XX
"Русское слово" было так же невозможно без Зайцева, как оно было невозможно без Писарева. Только вместе, пополняя один другого, они составляли одно целое, совершенно как в "Современнике", в котором цельность была возможна лишь при совместной работе Чернышевского и Добролюбова.
Разница между Писаревым и Зайцевым заключалась не в содержании их идей — они думали одинако, а в употреблении, которое они из них делали. Писарев был пропагандист, Зайцев — боец; Писарев прокладывал широкую дорогу и рубил крупные деревья, Зайцев занимался больше подробностями этой дороги. Писарев бил более сильным и далеким ударом, Зайцев — ударами близкими, мелкими и частыми. Соответственно этому разному характеру сил была разница и в том, что они писали. Писарев вел критический отдел, Зайцев — библиографический листок. Но читатель очень ошибется, если подумает, что этот листок Зайцев вел, как ведут обыкновенно библиографию. У Зайцева библиография была не сухим и скучным отзывом о книгах, — это была пропаганда и публицистика в форме библиографии, живая, горячая, боевая, писанная именно кровью сердца и соком нервов. Каждый отдельный отзыв заключал в себе цельную, законченную мысль, и все эти отдельные мысли составляли одно законченное общее, проникнутое одной идеей. Зайцев имел хорошее специальное (сколько мне помнится, он был медик) и широкое, законченное образование. Поэтому Зайцев во всех областях — в литературе русской и иностранной, в истории, политике, естествознании — чувствовал себя хозяином и, как хозяин, распоряжался со своим материалом, сообщая ему ту или иную группировку. Теперь этот прием не практикуется, да, может быть, он и не нужен; но тогда, когда читатель рос и воспитывался на общих идеях, для публицистского органа, как "Русское слово", именно этот-то прием и был силой, ибо сообщал журналу полное единство.

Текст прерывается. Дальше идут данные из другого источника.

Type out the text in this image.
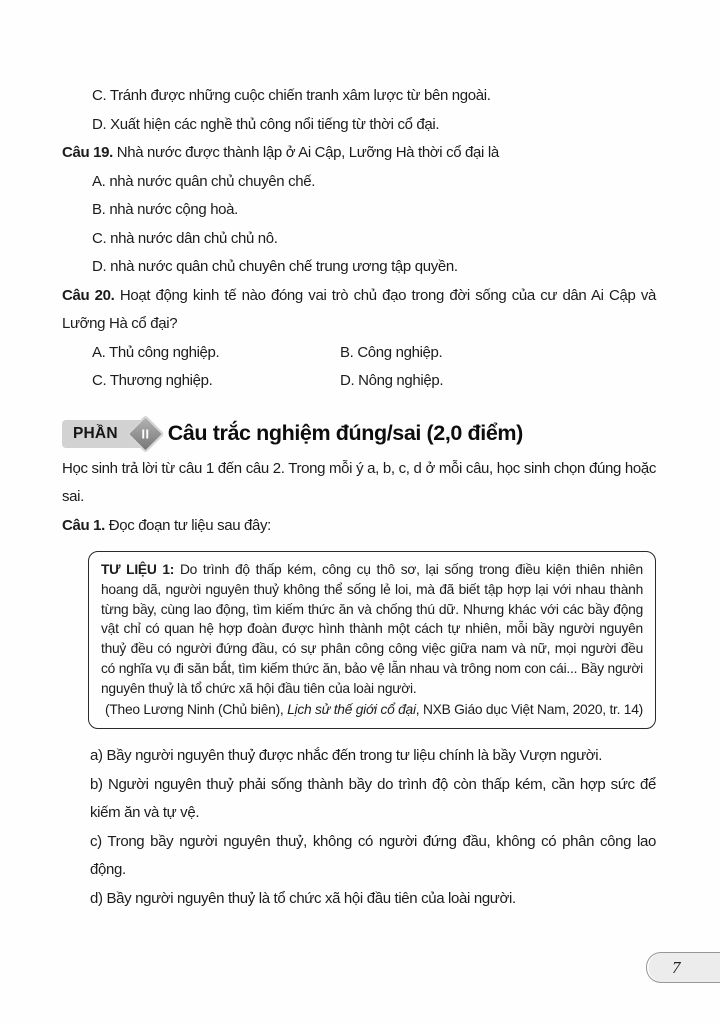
C. Tránh được những cuộc chiến tranh xâm lược từ bên ngoài.

D. Xuất hiện các nghề thủ công nổi tiếng từ thời cổ đại.

Câu 19. Nhà nước được thành lập ở Ai Cập, Lưỡng Hà thời cổ đại là

A. nhà nước quân chủ chuyên chế.

B. nhà nước cộng hoà.

C. nhà nước dân chủ chủ nô.

D. nhà nước quân chủ chuyên chế trung ương tập quyền.

Câu 20. Hoạt động kinh tế nào đóng vai trò chủ đạo trong đời sống của cư dân Ai Cập và Lưỡng Hà cổ đại?

A. Thủ công nghiệp.	B. Công nghiệp.

C. Thương nghiệp.	D. Nông nghiệp.

PHẦN II Câu trắc nghiệm đúng/sai (2,0 điểm)

Học sinh trả lời từ câu 1 đến câu 2. Trong mỗi ý a, b, c, d ở mỗi câu, học sinh chọn đúng hoặc sai.

Câu 1. Đọc đoạn tư liệu sau đây:

TƯ LIỆU 1: Do trình độ thấp kém, công cụ thô sơ, lại sống trong điều kiện thiên nhiên hoang dã, người nguyên thuỷ không thể sống lẻ loi, mà đã biết tập hợp lại với nhau thành từng bầy, cùng lao động, tìm kiếm thức ăn và chống thú dữ. Nhưng khác với các bầy động vật chỉ có quan hệ hợp đoàn được hình thành một cách tự nhiên, mỗi bầy người nguyên thuỷ đều có người đứng đầu, có sự phân công công việc giữa nam và nữ, mọi người đều có nghĩa vụ đi săn bắt, tìm kiếm thức ăn, bảo vệ lẫn nhau và trông nom con cái... Bầy người nguyên thuỷ là tổ chức xã hội đầu tiên của loài người.

(Theo Lương Ninh (Chủ biên), Lịch sử thế giới cổ đại, NXB Giáo dục Việt Nam, 2020, tr. 14)

a) Bầy người nguyên thuỷ được nhắc đến trong tư liệu chính là bầy Vượn người.

b) Người nguyên thuỷ phải sống thành bầy do trình độ còn thấp kém, cần hợp sức để kiếm ăn và tự vệ.

c) Trong bầy người nguyên thuỷ, không có người đứng đầu, không có phân công lao động.

d) Bầy người nguyên thuỷ là tổ chức xã hội đầu tiên của loài người.

7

По темпераменту и складу понятий Зайцеву удавались больше всего политические, боевые статьи, как большие, так и малые; в них была вся его сила, и он это знал. Статьи критические и теоретические ему не удавались и проходили незамеченными (их, впрочем, он почти и не писал). Но зато там, где требовалось напасть на противника, подметить слабые стороны, выискать нелепости и противоречия, Зайцев был незаменим и неподражаем. Свежесть, молодость, последовательность, свободное и игривое изложение делали каждую библиографию и политическую статью Зайцева цельной, живой, блестящей вещью, читать которую было истинным наслаждением. Яркий талант Зайцева не мог не привлекать к нему симпатий свежих и молодых читателей, и те, кто его читали, так же не забудут его, как и своей молодости.

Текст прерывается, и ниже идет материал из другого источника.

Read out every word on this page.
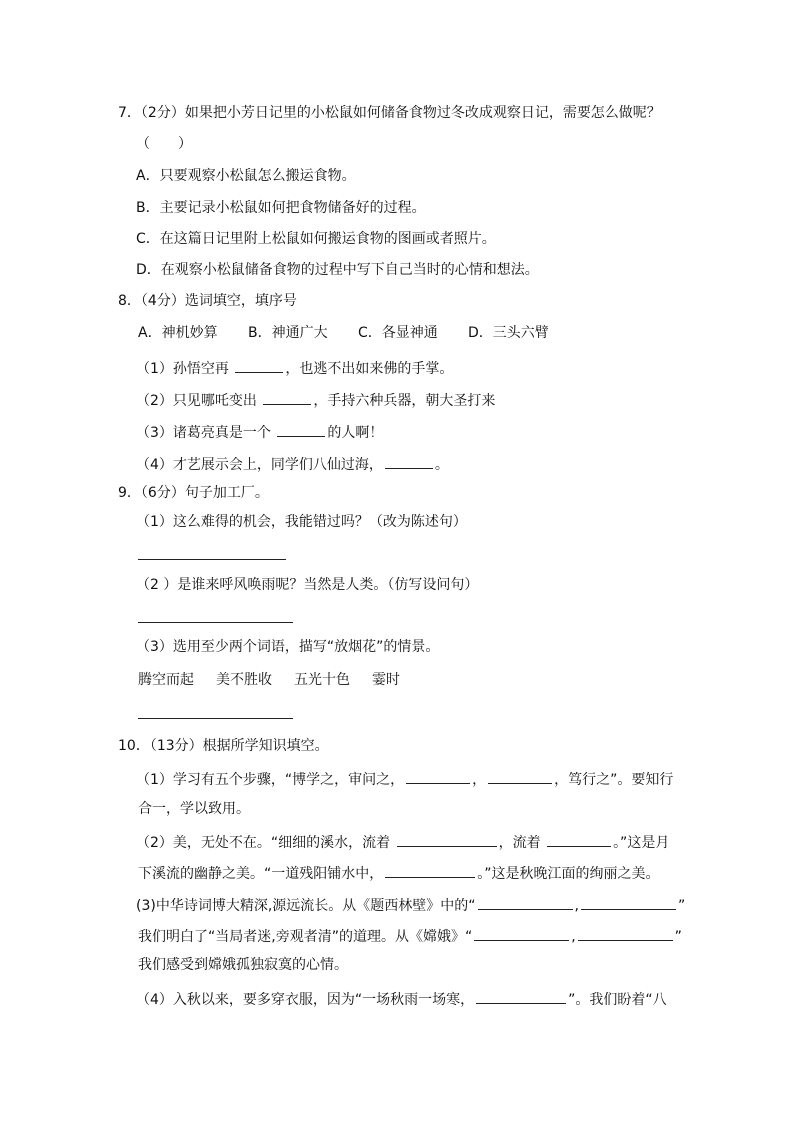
7．（2分）如果把小芳日记里的小松鼠如何储备食物过冬改成观察日记，需要怎么做呢？
（　　）
A．只要观察小松鼠怎么搬运食物。
B．主要记录小松鼠如何把食物储备好的过程。
C．在这篇日记里附上松鼠如何搬运食物的图画或者照片。
D．在观察小松鼠储备食物的过程中写下自己当时的心情和想法。
8．（4分）选词填空，填序号
A．神机妙算 B．神通广大 C．各显神通 D．三头六臂
（1）孙悟空再	，也逃不出如来佛的手掌。
（2）只见哪吒变出	，手持六种兵器，朝大圣打来
（3）诸葛亮真是一个	的人啊！
（4）才艺展示会上，同学们八仙过海，	。
9．（6分）句子加工厂。
（1）这么难得的机会，我能错过吗？（改为陈述句）
（2 ）是谁来呼风唤雨呢？当然是人类。（仿写设问句）
（3）选用至少两个词语，描写“放烟花”的情景。
腾空而起 美不胜收 五光十色 霎时
10．（13分）根据所学知识填空。
（1）学习有五个步骤，“博学之，审问之，	，	，笃行之”。要知行
合一，学以致用。
（2）美，无处不在。“细细的溪水，流着	，流着	。”这是月
下溪流的幽静之美。“一道残阳铺水中，	。”这是秋晚江面的绚丽之美。
(3)中华诗词博大精深,源远流长。从《题西林壁》中的“	,	”
我们明白了“当局者迷,旁观者清”的道理。从《嫦娥》“	,	”
我们感受到嫦娥孤独寂寞的心情。
（4）入秋以来，要多穿衣服，因为“一场秋雨一场寒，	”。我们盼着“八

Но не один талант составлял привлекательность Зайцева. К нему тянула его искренность, правдивость и та не знавшая никаких уступок страстность, с какой он обличал всякую фальшь и ложь, с какой он выступал на защиту всего слабого и претерпевающего. Привлекали не одни его хорошие слова, а то, что чувствовались у него и такие же хорошие дела.